American Express Co.'s Harvey Golub wrapped up his testimony Thursday in the government's antitrust case against Visa and MasterCard by defending his motives for seeking partnerships with banks.
A Visa attorney, Stephen Bomse, spent a good part of the morning dissecting a speech that Mr. Golub, chairman and chief executive officer of American Express, gave at an industry conference four years ago in Atlanta. This speech has provided rich fodder for the bank card associations' attacks on Amex during the trial, which began June 12.
The speech was Mr. Golub's first invitation to banks to issue Amex cards to their customers, and it laid out in detail how they would benefit from such an arrangement. But any U.S. bank that accepted Mr. Golub's offer would violate Visa and MasterCard rules. The associations say the speech supports their contention that Amex has tried to divide them and to cherry-pick their best bank members.
In court, Mr. Golub said it had not been his intention to drive a wedge between Visa and MasterCard, but added, "I don't care if a wedge is created or not. I just wanted banks to work with me."
Judge Barbara S. Jones, who is presiding over the trial in U.S. District Court in New York, intervened several times to stem the sparring between Mr. Golub and Mr. Bomse, and indicated that she is not impressed with the associations' argument that Amex wanted to come between them.
"Driving a wedge is colorful," she told Mr. Bomse, "but it is not very helpful."
Mr. Bomse zeroed in on several points Mr. Golub made in his speech: his call for banks to stop supporting the associations' development of corporate and purchasing card systems; his plea for banks to demand higher merchant fees; and his urging that banks stop supporting the associations' high-priced sponsorships of sporting events.

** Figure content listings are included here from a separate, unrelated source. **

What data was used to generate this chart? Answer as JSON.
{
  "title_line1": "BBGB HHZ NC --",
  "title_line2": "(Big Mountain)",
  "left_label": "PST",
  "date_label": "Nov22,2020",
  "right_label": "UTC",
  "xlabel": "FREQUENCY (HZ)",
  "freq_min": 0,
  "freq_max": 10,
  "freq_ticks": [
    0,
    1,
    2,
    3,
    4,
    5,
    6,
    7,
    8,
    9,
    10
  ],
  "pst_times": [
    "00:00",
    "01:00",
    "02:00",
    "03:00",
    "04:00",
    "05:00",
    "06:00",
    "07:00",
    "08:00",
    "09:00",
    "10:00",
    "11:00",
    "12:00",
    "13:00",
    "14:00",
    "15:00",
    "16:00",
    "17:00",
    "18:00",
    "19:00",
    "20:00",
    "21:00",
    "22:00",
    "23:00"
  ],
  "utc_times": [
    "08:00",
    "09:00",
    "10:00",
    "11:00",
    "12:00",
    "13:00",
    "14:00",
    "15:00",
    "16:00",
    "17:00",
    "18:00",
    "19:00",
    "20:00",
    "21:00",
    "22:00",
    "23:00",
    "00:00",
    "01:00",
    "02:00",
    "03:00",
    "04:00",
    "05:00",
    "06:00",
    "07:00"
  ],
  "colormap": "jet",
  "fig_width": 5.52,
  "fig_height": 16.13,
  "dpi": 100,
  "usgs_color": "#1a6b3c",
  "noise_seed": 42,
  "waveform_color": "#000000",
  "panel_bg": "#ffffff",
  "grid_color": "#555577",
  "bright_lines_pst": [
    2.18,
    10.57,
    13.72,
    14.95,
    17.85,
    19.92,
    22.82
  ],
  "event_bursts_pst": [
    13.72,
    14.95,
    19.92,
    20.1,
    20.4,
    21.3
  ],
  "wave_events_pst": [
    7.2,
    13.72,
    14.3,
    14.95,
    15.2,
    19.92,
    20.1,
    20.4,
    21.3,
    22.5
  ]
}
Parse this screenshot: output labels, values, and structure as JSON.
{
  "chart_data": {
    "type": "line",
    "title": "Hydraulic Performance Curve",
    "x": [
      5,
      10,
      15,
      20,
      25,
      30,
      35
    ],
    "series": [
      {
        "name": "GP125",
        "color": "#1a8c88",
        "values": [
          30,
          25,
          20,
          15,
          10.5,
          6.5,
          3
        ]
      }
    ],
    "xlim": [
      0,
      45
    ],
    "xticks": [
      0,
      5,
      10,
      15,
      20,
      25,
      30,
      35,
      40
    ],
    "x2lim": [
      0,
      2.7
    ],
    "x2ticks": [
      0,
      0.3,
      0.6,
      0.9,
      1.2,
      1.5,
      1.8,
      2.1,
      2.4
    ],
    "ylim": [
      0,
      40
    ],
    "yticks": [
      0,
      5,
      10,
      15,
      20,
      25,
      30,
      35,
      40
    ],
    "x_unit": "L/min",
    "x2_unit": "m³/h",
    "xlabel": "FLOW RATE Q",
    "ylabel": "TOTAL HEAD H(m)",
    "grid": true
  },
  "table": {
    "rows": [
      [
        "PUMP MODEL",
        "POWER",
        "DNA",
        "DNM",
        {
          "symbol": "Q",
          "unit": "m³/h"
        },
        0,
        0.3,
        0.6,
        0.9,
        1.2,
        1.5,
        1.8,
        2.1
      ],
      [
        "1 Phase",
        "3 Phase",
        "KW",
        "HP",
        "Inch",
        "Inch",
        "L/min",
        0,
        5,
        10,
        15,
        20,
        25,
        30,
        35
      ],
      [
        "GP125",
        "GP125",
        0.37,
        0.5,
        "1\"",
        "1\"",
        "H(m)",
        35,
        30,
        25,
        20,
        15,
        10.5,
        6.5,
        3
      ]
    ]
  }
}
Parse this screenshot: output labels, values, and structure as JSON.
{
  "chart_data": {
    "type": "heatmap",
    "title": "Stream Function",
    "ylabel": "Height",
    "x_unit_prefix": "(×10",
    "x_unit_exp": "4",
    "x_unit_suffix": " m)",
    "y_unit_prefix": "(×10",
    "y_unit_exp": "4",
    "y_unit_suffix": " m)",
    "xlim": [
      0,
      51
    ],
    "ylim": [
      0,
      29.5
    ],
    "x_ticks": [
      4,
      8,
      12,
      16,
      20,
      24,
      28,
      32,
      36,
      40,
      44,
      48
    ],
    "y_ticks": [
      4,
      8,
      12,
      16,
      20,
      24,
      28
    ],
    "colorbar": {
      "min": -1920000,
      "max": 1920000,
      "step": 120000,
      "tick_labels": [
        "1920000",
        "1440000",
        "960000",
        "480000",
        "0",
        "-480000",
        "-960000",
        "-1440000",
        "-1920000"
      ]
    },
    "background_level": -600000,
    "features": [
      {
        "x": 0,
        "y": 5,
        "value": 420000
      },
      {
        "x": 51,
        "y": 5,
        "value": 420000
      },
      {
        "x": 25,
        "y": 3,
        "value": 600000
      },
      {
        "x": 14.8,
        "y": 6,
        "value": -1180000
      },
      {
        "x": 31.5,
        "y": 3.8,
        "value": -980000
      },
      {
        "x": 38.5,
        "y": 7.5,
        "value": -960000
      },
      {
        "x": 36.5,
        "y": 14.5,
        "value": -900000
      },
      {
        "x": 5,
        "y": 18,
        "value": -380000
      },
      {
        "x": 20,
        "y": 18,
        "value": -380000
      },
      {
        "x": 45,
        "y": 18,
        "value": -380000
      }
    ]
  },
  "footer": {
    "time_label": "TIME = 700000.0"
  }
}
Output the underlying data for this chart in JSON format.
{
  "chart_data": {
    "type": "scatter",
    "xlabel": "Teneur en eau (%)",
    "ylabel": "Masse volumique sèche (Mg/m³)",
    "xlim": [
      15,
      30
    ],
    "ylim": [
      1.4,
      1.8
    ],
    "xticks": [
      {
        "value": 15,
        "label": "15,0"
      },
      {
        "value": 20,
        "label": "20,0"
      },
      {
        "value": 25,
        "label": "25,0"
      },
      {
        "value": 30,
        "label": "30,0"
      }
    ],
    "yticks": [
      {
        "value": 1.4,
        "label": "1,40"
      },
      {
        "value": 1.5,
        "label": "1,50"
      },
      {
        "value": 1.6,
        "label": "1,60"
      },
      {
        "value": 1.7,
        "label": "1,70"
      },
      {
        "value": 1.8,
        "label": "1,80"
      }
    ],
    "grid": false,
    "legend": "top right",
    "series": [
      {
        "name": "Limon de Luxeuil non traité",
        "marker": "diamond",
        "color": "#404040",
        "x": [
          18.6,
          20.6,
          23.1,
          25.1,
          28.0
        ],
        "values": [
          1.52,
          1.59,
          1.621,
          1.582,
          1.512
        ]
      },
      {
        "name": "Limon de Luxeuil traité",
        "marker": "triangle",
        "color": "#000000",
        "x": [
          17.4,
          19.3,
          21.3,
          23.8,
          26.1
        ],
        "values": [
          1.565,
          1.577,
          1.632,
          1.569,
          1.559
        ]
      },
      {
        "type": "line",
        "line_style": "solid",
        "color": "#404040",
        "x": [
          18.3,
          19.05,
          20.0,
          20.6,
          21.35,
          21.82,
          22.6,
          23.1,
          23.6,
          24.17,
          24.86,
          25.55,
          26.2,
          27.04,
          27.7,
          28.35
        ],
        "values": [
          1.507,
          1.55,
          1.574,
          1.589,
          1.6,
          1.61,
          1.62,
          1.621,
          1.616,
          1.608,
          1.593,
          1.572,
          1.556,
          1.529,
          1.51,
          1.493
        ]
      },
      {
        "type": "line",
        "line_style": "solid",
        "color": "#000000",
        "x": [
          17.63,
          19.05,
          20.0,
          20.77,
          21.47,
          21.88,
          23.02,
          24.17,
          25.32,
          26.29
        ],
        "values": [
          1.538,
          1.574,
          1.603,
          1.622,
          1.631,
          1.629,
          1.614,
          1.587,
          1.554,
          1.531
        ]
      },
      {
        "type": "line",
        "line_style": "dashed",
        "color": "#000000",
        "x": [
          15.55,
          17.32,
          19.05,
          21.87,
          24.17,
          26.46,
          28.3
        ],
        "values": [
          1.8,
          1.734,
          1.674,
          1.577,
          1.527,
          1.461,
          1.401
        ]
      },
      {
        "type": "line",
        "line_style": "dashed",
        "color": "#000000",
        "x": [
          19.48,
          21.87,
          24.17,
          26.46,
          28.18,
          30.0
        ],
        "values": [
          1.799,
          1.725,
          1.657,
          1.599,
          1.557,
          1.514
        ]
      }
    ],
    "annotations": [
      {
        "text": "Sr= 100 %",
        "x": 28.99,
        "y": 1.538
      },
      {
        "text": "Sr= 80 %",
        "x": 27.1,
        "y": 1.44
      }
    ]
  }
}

In the speech, Mr. Golub said: "I would question how it is in my interest for Visa to support a sports league or other organization by providing $20 million or $25 million as an incentive to issue cobranded cards. This clearly benefits individual bank card members at the expense of others."
He also told bankers: "I would question how it is in my interest for the association to fund the development and sales of corporate and purchasing card systems, travelers checks, Visa Travel Money, and now home banking."
"You really wanted to stop the competitive threat before the Visa corporate card really cut into your profits?" Mr. Bomse asked Mr. Golub. Mr. Golub disputed Mr. Bomse's version of Amex's motives. The associations, he said, "discriminate" against some members by helping others.
Mr. Bomse accused Mr. Golub of asking banks to put pressure on Visa and MasterCard to raise merchant discount rates so that Amex would not have to lower its own merchant rates, which are higher than the associations'.
In his speech, Mr. Golub said, "As a Visa member, I would wonder how it is in my interest to have merchants push American Express to lower merchant rates as they did for years in the late 1980s and early 1990s," because there is evidence that Visa's rates are set too low.
Mr. Bomse suggested that Amex wanted to keep its merchant rates high, and that was one reason it sought to open its network to banks. At first Mr. Golub agreed that opening Amex's network to banks would indeed protect Amex's fee structure, then he clarified his answer, saying that first and foremost Amex wants to increase the volume on its network and thus increase its market share. Maintaining the higher merchant fee "would be one of the effects" of increasing the volume on the network, he said.